PgDice.list_droppable_partitions('comments', past: 60)

This example would use 60 instead of the configured value of 90 from the comments table we configured above.

Examples

  1. Here's an example on how to use PgDice in AWS and the README which will guide you through what is going on.

  2. Here's an example on how to write a config.yml for PgDice

FAQ

  1. How do I get a postgres url if I'm running in Rails?
 def build_postgres_url
  config = Rails.configuration.database_configuration
  host = config[Rails.env]["host"]
  database = config[Rails.env]["database"]
  username = config[Rails.env]["username"]
  password = config[Rails.env]["password"]

  "postgres://#{username}:#{password}@#{host}/#{database}"
 end
  1. I'm seeing off-by-one errors for my assert_tables calls?

Planned Features

  1. Full PG::Connection support (no more database URLs).
  2. Non time-range based partitioning. PgParty might be a good option!
  3. Hourly partitioning

Development

After checking out the repo, run bin/setup to install dependencies. Then, run rake test to run the tests.

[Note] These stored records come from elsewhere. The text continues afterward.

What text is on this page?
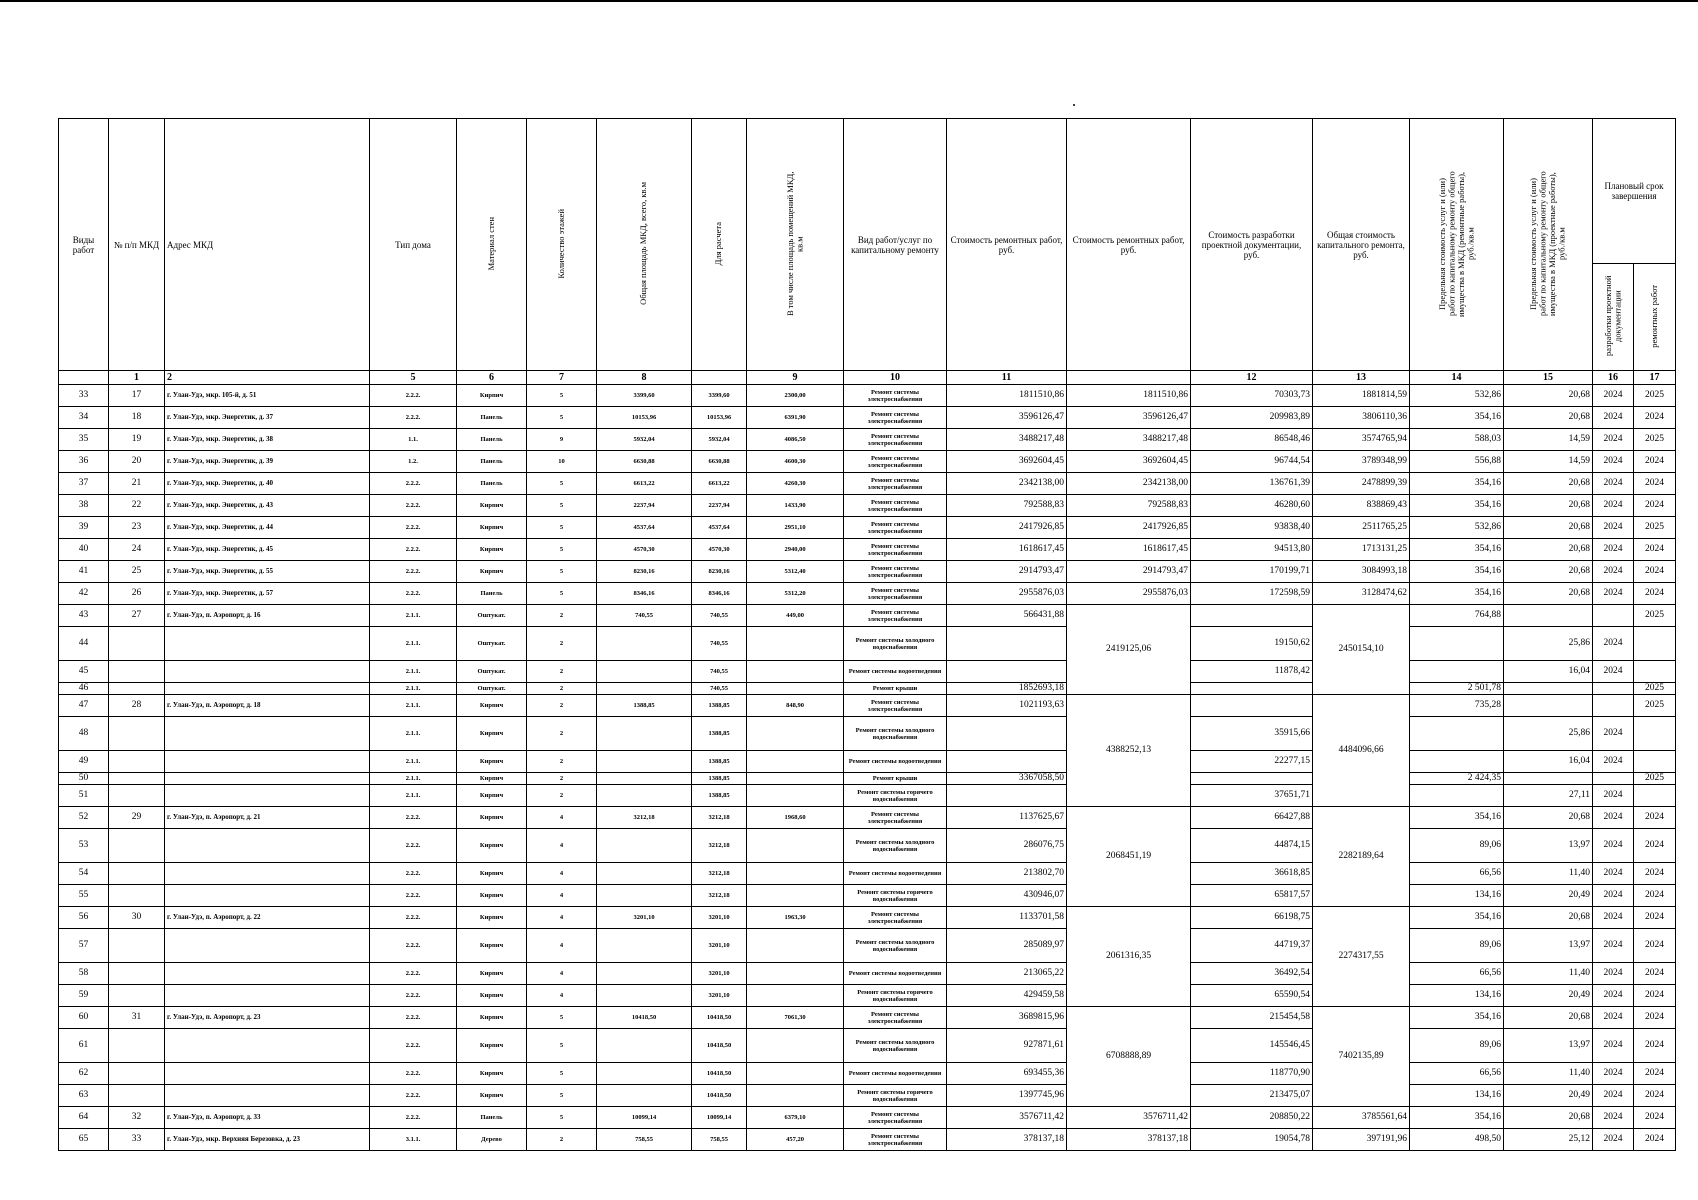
Виды работ	№ п/п МКД	Адрес МКД	Тип дома	Материал стен	Количество этажей	Общая площадь МКД, всего, кв.м	Для расчета	В том числе площадь помещений МКД, кв.м	Вид работ/услуг по капитальному ремонту	Стоимость ремонтных работ, руб.	Стоимость ремонтных работ, руб.	Стоимость разработки проектной документации, руб.	Общая стоимость капитального ремонта, руб.	Предельная стоимость услуг и (или) работ по капитальному ремонту общего имущества в МКД (ремонтные работы), руб./кв.м	Предельная стоимость услуг и (или) работ по капитальному ремонту общего имущества в МКД (проектные работы), руб./кв.м	Плановый срок завершения	
																разработки проектной документации	ремонтных работ
	1	2	5	6	7	8		9	10	11		12	13	14	15	16	17
33	17	г. Улан-Удэ, мкр. 105-й, д. 51	2.2.2.	Кирпич	5	3399,60	3399,60	2300,00	Ремонт системы электроснабжения	1811510,86	1811510,86	70303,73	1881814,59	532,86	20,68	2024	2025
34	18	г. Улан-Удэ, мкр. Энергетик, д. 37	2.2.2.	Панель	5	10153,96	10153,96	6391,90	Ремонт системы электроснабжения	3596126,47	3596126,47	209983,89	3806110,36	354,16	20,68	2024	2024
35	19	г. Улан-Удэ, мкр. Энергетик, д. 38	1.1.	Панель	9	5932,04	5932,04	4086,50	Ремонт системы электроснабжения	3488217,48	3488217,48	86548,46	3574765,94	588,03	14,59	2024	2025
36	20	г. Улан-Удэ, мкр. Энергетик, д. 39	1.2.	Панель	10	6630,88	6630,88	4600,30	Ремонт системы электроснабжения	3692604,45	3692604,45	96744,54	3789348,99	556,88	14,59	2024	2024
37	21	г. Улан-Удэ, мкр. Энергетик, д. 40	2.2.2.	Панель	5	6613,22	6613,22	4260,30	Ремонт системы электроснабжения	2342138,00	2342138,00	136761,39	2478899,39	354,16	20,68	2024	2024
38	22	г. Улан-Удэ, мкр. Энергетик, д. 43	2.2.2.	Кирпич	5	2237,94	2237,94	1433,90	Ремонт системы электроснабжения	792588,83	792588,83	46280,60	838869,43	354,16	20,68	2024	2024
39	23	г. Улан-Удэ, мкр. Энергетик, д. 44	2.2.2.	Кирпич	5	4537,64	4537,64	2951,10	Ремонт системы электроснабжения	2417926,85	2417926,85	93838,40	2511765,25	532,86	20,68	2024	2025
40	24	г. Улан-Удэ, мкр. Энергетик, д. 45	2.2.2.	Кирпич	5	4570,30	4570,30	2940,00	Ремонт системы электроснабжения	1618617,45	1618617,45	94513,80	1713131,25	354,16	20,68	2024	2024
41	25	г. Улан-Удэ, мкр. Энергетик, д. 55	2.2.2.	Кирпич	5	8230,16	8230,16	5312,40	Ремонт системы электроснабжения	2914793,47	2914793,47	170199,71	3084993,18	354,16	20,68	2024	2024
42	26	г. Улан-Удэ, мкр. Энергетик, д. 57	2.2.2.	Панель	5	8346,16	8346,16	5312,20	Ремонт системы электроснабжения	2955876,03	2955876,03	172598,59	3128474,62	354,16	20,68	2024	2024
43	27	г. Улан-Удэ, п. Аэропорт, д. 16	2.1.1.	Оштукат.	2	740,55	740,55	449,00	Ремонт системы электроснабжения	566431,88	2419125,06		2450154,10	764,88			2025
44			2.1.1.	Оштукат.	2		740,55		Ремонт системы холодного водоснабжения			19150,62			25,86	2024	
45			2.1.1.	Оштукат.	2		740,55		Ремонт системы водоотведения			11878,42			16,04	2024	
46			2.1.1.	Оштукат.	2		740,55		Ремонт крыши	1852693,18				2 501,78			2025
47	28	г. Улан-Удэ, п. Аэропорт, д. 18	2.1.1.	Кирпич	2	1388,85	1388,85	848,90	Ремонт системы электроснабжения	1021193,63	4388252,13		4484096,66	735,28			2025
48			2.1.1.	Кирпич	2		1388,85		Ремонт системы холодного водоснабжения			35915,66			25,86	2024	
49			2.1.1.	Кирпич	2		1388,85		Ремонт системы водоотведения			22277,15			16,04	2024	
50			2.1.1.	Кирпич	2		1388,85		Ремонт крыши	3367058,50				2 424,35			2025
51			2.1.1.	Кирпич	2		1388,85		Ремонт системы горячего водоснабжения			37651,71			27,11	2024	
52	29	г. Улан-Удэ, п. Аэропорт, д. 21	2.2.2.	Кирпич	4	3212,18	3212,18	1968,60	Ремонт системы электроснабжения	1137625,67	2068451,19	66427,88	2282189,64	354,16	20,68	2024	2024
53			2.2.2.	Кирпич	4		3212,18		Ремонт системы холодного водоснабжения	286076,75		44874,15		89,06	13,97	2024	2024
54			2.2.2.	Кирпич	4		3212,18		Ремонт системы водоотведения	213802,70		36618,85		66,56	11,40	2024	2024
55			2.2.2.	Кирпич	4		3212,18		Ремонт системы горячего водоснабжения	430946,07		65817,57		134,16	20,49	2024	2024
56	30	г. Улан-Удэ, п. Аэропорт, д. 22	2.2.2.	Кирпич	4	3201,10	3201,10	1963,30	Ремонт системы электроснабжения	1133701,58	2061316,35	66198,75	2274317,55	354,16	20,68	2024	2024
57			2.2.2.	Кирпич	4		3201,10		Ремонт системы холодного водоснабжения	285089,97		44719,37		89,06	13,97	2024	2024
58			2.2.2.	Кирпич	4		3201,10		Ремонт системы водоотведения	213065,22		36492,54		66,56	11,40	2024	2024
59			2.2.2.	Кирпич	4		3201,10		Ремонт системы горячего водоснабжения	429459,58		65590,54		134,16	20,49	2024	2024
60	31	г. Улан-Удэ, п. Аэропорт, д. 23	2.2.2.	Кирпич	5	10418,50	10418,50	7061,30	Ремонт системы электроснабжения	3689815,96	6708888,89	215454,58	7402135,89	354,16	20,68	2024	2024
61			2.2.2.	Кирпич	5		10418,50		Ремонт системы холодного водоснабжения	927871,61		145546,45		89,06	13,97	2024	2024
62			2.2.2.	Кирпич	5		10418,50		Ремонт системы водоотведения	693455,36		118770,90		66,56	11,40	2024	2024
63			2.2.2.	Кирпич	5		10418,50		Ремонт системы горячего водоснабжения	1397745,96		213475,07		134,16	20,49	2024	2024
64	32	г. Улан-Удэ, п. Аэропорт, д. 33	2.2.2.	Панель	5	10099,14	10099,14	6379,10	Ремонт системы электроснабжения	3576711,42	3576711,42	208850,22	3785561,64	354,16	20,68	2024	2024
65	33	г. Улан-Удэ, мкр. Верхняя Березовка, д. 23	3.1.1.	Дерево	2	758,55	758,55	457,20	Ремонт системы электроснабжения	378137,18	378137,18	19054,78	397191,96	498,50	25,12	2024	2024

You can also run bin/console for an interactive prompt that will allow you to experiment.

To install this gem onto your local machine, run bundle exec rake install.

Running tests

You're going to need to have postgres 10 or greater installed.

Run the following commands from your terminal. Don't run these on anything but a development machine.

  1. psql postgres -c "create role pgdice with createdb superuser login password 'password';"
  2. createdb pgdice_test
  3. Now you can run the tests via guard or rake test

Contributing

Bug reports and pull requests are welcome on GitHub at https://github.com/IlluminusLimited/pgdice. This project is intended to be a safe, welcoming space for collaboration, and contributors are expected to adhere to the Contributor Covenant code of conduct.

License

The gem is available as open source under the terms of the MIT License.

Disclaimer

There are some features in this gem which allow you to drop database tables, due to the dangerous nature of dropping database tables, please ensure you have a tested and working backup and restore strategy.

THIS SOFTWARE IS PROVIDED "AS IS", WITHOUT WARRANTY OF ANY KIND, EXPRESS OR IMPLIED. By using this software you agree that the creator, maintainers, and any affiliated parties CANNOT BE HELD LIABLE FOR DATA LOSS OR LOSSES OF ANY KIND.

See the LICENSE for more information.

Code of Conduct

Everyone interacting in the Pgdice project’s codebases, issue trackers, chat rooms and mailing lists is expected to follow the code of conduct.